House GOP votes to gut Clean Water Act

The Obama administration is proposing more protection for streams and wetlands; the GOP, backed by coal, gas and oil interests, are trying to block new guidance for the EPA and the Corps of Engineers.

Streams and wetlands protection at issue in political battle

By Bob Berwyn

SUMMIT COUNTY — A long-running battle over Clean Water Act policies took another turn this week, as the U.S. House Appropriations Committee voted to block the Obama administration from implementing new policy guidance that would reinstate protections removed by the Bush administration.

The vote has implications for the Colorado high country, as the new guidelines would offer more protection for headwaters streams and wetlands that aren’t directly connected to navigable waterways.

Conservation groups said the oil and gas industry lobbied their GOP allies in Congress intensively to get the appropriations rider passed.

“They’ve never liked the Clean Water Act,” said Joan Mulhern, senior legislative counsel with Earthjustice, a conservation and watchdog group that’s been tracking the rule.

At issue are which waters are covered by the protections of the Clean Water Act, based on several court decisions in recent years and subsequent interpretations of those rulings by different administrations.

The Bush administration issued a policy that limited the ability of the U.S. Army Corps of Engineers and the EPA to review impacts in smaller streams and disconnected wetlands.

Mulhern said the Obama administration finally came through on its promise to revise those rules; the House vote was timed to block those agencies from adopting the new policy.

“It is more protective of headwaters streams and wetlands. It directs the EPA and Corps to consider the cumulative effects of pollution in headwaters areas,” Mulhern said. “Under the Bush administration, the guidance was to look at each little stream segment in isolation.” Read the complete draft guidance here.

Industry and GOP propaganda has tried to present the new guidance as something that would affect irrigation ditches, backyard ponds and even birdbaths in a typical scare tactic used to stir opposition to government regulations, but none of those claims are true.

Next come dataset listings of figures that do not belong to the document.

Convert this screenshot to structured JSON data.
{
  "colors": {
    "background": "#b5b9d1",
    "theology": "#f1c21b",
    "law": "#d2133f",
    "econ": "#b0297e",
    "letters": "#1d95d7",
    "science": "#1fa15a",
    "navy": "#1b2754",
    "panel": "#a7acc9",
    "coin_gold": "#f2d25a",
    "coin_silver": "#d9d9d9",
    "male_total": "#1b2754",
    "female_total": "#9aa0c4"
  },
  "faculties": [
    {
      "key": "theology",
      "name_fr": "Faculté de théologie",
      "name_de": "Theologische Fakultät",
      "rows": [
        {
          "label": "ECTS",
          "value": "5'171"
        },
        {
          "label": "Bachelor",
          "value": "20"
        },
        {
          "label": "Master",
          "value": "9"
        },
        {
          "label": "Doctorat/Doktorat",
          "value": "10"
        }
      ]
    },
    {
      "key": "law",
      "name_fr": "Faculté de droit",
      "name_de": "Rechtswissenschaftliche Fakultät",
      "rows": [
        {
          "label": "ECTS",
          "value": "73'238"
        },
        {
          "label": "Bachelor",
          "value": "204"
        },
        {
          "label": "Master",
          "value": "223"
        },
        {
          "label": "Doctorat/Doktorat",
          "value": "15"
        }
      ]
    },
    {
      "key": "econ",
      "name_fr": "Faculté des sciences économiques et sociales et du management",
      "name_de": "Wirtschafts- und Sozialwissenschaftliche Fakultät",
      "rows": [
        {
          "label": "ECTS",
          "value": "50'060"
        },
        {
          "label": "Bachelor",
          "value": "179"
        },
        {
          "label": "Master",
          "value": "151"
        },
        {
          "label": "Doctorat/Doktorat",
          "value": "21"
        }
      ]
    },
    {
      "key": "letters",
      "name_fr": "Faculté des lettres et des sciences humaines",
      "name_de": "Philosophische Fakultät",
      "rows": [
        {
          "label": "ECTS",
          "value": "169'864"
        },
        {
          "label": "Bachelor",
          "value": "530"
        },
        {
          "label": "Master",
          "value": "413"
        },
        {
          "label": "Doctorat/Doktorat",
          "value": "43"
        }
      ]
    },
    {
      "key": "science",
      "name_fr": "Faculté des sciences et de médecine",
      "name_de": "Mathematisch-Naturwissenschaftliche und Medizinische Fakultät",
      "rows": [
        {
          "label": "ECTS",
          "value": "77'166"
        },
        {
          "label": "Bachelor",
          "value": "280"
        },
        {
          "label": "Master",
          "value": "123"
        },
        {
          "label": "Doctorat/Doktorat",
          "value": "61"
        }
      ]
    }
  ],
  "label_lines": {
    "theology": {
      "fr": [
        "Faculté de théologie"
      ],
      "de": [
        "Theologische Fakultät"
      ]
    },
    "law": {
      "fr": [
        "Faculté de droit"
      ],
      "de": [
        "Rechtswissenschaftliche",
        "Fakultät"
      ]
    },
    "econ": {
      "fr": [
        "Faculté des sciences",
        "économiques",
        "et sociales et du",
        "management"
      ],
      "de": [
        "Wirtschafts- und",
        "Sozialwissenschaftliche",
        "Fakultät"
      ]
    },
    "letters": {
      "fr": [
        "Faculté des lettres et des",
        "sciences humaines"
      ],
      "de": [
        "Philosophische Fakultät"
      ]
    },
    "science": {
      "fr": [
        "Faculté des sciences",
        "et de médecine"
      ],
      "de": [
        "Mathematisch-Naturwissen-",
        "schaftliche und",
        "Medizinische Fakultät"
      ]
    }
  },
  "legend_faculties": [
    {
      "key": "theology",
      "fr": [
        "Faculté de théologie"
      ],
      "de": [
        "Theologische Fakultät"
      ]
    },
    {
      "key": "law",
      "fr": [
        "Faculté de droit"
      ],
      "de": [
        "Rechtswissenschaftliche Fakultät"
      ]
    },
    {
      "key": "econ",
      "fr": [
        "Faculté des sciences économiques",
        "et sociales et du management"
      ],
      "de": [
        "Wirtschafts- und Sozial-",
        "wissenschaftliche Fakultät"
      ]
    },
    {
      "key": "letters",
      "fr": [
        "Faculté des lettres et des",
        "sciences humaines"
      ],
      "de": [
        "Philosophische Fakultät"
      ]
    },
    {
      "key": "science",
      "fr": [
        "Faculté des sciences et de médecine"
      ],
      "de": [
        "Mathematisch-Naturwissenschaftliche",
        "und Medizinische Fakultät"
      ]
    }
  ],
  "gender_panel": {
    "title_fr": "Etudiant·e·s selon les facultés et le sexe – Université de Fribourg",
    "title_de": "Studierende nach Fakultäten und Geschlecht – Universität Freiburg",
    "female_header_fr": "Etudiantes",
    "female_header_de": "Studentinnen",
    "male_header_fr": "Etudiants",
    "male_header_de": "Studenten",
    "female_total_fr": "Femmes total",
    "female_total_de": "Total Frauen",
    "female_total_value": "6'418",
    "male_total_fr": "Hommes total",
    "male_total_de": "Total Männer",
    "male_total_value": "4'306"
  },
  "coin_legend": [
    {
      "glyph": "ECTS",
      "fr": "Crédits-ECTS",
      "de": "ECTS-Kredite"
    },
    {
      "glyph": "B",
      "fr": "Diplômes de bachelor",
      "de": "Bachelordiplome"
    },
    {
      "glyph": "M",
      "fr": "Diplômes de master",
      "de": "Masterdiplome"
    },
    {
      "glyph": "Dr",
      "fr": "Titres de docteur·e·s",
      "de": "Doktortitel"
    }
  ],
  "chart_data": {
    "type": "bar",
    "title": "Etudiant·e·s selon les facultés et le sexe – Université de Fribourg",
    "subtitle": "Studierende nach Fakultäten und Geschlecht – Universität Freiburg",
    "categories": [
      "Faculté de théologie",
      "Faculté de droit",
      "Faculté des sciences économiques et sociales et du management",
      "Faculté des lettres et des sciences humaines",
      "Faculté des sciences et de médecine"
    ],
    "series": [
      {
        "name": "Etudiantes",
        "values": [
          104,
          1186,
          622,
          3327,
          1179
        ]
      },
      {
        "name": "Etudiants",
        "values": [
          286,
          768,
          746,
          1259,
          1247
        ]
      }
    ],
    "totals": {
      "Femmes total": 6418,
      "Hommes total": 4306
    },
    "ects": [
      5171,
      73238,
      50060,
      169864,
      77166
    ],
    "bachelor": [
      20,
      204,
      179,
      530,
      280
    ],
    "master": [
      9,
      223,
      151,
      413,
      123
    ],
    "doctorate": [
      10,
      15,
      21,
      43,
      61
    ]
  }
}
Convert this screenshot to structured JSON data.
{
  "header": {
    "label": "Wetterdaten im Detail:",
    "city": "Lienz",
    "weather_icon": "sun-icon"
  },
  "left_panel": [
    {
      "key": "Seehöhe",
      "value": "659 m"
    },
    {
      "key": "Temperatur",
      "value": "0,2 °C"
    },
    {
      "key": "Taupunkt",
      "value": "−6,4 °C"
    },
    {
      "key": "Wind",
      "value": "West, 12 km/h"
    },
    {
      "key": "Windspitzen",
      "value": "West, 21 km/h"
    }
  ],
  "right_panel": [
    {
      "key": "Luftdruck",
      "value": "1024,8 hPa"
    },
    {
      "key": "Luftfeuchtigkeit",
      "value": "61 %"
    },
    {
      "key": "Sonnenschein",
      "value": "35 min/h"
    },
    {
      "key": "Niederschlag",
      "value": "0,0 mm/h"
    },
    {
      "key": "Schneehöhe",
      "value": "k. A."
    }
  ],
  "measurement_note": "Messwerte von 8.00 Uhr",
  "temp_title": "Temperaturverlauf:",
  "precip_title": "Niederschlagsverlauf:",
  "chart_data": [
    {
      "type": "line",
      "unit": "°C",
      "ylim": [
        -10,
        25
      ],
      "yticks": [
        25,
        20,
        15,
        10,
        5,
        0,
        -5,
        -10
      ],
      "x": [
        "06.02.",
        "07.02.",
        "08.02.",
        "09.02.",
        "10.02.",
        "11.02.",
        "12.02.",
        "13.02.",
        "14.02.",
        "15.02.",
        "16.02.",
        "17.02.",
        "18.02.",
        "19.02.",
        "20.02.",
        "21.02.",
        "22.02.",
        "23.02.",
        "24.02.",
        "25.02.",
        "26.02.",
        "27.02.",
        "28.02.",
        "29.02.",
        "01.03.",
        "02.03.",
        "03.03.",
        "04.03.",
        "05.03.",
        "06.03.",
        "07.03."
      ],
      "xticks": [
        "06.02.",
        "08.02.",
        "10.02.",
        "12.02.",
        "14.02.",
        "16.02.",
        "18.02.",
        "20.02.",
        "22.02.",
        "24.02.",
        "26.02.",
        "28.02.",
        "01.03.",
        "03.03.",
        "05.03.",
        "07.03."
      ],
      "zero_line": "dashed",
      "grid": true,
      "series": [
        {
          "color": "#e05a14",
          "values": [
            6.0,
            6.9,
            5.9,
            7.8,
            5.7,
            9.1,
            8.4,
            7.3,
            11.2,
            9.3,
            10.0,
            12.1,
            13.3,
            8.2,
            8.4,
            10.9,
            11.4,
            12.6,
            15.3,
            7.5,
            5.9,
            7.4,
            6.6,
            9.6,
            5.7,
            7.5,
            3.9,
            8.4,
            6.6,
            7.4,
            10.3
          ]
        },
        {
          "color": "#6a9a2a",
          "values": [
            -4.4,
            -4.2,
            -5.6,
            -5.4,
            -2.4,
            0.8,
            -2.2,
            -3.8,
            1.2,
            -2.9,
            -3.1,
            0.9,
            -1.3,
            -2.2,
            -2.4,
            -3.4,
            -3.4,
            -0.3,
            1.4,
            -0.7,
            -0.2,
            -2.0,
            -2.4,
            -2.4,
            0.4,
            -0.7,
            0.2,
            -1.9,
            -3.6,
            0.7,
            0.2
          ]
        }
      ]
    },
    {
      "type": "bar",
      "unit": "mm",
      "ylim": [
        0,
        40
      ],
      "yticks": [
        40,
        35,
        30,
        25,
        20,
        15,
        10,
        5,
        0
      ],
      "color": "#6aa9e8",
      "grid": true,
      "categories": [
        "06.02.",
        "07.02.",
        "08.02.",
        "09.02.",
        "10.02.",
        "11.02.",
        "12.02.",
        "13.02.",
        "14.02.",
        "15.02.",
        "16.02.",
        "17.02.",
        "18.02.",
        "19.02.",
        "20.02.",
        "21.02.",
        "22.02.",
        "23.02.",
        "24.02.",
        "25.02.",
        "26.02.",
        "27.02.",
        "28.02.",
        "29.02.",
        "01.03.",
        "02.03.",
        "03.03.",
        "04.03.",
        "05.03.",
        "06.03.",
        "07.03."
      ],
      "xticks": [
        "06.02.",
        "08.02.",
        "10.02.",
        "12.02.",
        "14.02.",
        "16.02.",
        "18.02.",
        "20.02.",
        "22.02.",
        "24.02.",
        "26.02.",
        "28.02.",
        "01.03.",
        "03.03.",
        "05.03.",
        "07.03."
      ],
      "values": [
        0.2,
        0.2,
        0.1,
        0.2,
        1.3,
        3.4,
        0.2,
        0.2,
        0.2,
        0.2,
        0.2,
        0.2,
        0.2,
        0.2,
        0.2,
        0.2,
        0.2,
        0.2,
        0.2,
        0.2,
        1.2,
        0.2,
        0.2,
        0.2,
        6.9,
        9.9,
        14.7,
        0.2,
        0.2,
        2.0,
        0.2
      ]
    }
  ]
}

Read a fact sheet on the Clean Water Act guidance here.

“Clean water is critical to healthy communities and public welfare,” Mulhern said. “Our waters are where our families swim, fish, and where we get our drinking water, and yet, polluters and their friends in Congress are trying to block the Army Corps of Engineers and the Environmental Protection Agency from protecting the nation’s streams, rivers, lakes, and wetlands from harmful pollution.”

“The Committee members who voted for this amendment are siding with the oil industry, mining companies, developers, and others who would pollute our lakes, rivers, and drinking water sources,” said Ed Hopkins, Sierra Club’s Environmental Quality program director.

Opposition to the GOP move isn’t limited to conservation groups. Communities around the country realize that Bush-era rule puts their water at risk.

Most recently, the Los Angeles City Council symbolically voted to oppose federal legislation that would weaken Clean Water Act rules.

Los Angeles Councilmember Paul Koretz explained that, when it passed in 1972, the original vision of the Clean Water Act was to protect all of America’s waterways, and part of the intention was that by 1983 all of America’s waterways would be safe to fish and swim in, and by 1985 we would halt all industrial toxic dumping into waterways.

“As our once-annual snowpack in the Sierra Nevadas becomes less reliable – this winter is one of the driest on record – we all need to focus more on clean water protections.” Koretz said. “Clean drinking water is the most basic service our government can provide its constituents.”

Forty years later 57 percent of California’s streams and waterways are currently unprotected because of loopholes in the Clean Water Act.

Nationwide, waters now at risk under the Supreme Court decisions include streams that supply public drinking water systems serving more than 111 million Americans, a total of 5,646 public water supply systems.